Le démantèlement du service public d'éducation est un processus que nous ne pouvons accepter sans réagir. L'objet de notre lettre est de vous informer que nous ne participerons pas à ce démantèlement. En conscience, nous refusons de nous prêter par notre collaboration active ou par notre silence complice à la déconstruction du système éducatif de notre pays.

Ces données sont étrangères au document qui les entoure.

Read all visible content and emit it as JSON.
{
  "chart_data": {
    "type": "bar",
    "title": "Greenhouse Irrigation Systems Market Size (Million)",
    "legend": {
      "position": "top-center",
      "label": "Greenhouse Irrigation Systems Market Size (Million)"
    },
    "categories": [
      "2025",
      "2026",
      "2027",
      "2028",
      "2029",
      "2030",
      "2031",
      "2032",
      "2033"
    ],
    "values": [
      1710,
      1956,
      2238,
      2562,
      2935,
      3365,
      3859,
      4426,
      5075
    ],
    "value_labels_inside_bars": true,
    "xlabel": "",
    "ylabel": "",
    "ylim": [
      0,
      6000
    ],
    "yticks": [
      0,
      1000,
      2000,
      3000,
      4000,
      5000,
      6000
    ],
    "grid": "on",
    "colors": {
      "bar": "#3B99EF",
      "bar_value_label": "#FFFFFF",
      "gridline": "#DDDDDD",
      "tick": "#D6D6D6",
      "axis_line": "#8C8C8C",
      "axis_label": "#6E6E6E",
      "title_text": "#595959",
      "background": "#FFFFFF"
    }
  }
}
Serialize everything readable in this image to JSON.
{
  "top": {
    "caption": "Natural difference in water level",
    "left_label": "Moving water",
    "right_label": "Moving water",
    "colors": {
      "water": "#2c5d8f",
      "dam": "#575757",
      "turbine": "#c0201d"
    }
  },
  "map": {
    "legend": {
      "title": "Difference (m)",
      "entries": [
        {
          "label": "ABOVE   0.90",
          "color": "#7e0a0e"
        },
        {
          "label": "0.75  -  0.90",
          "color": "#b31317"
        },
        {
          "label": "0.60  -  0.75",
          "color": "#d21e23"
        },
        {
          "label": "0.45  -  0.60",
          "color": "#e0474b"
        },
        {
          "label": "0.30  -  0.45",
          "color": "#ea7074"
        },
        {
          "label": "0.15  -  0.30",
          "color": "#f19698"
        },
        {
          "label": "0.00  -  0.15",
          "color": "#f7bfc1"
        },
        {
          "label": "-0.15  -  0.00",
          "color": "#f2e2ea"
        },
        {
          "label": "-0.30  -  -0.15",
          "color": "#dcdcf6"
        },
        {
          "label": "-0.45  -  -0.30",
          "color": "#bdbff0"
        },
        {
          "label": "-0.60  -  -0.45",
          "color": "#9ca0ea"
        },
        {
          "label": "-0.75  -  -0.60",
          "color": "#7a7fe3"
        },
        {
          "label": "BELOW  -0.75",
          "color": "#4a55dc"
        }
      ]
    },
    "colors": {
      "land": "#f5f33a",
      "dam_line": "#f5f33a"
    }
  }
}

Les nouveaux programmes constituent une régression sans précédent. Dans la mesure où les programmes de 2002 n'ont fait l'objet d'aucune évaluation sérieuse et que d'autre part nous ne savons toujours pas qui a élaboré et rédigé les programmes 2008, d'ailleurs sans aucune concertation digne de ce nom, nous sommes en présence d'un déni de démocratie et de pédagogie. Nous estimons que ces nouveaux programmes tournent le dos à la pédagogie du projet qui permet aux élèves de s'impliquer dans les savoirs, de donner du sens à ce qu'ils font, de trouver des sources de motivation dans leur travail. Cette vision mécaniste et rétrograde des enseignements va certainement enfoncer les élèves en difficulté et accentuer encore l'échec scolaire. Ces programmes sont conçus pour pouvoir fournir des résultats « quantifiables, publiables et comparables ». Nous sommes bien dans une logique d'entreprise et de libéralisation de l'école. Au contraire, nous pensons que nous avons besoin d'une éducation qui permette à l'enfant de se construire en tant qu'individu et citoyen inscrit dans une société démocratique.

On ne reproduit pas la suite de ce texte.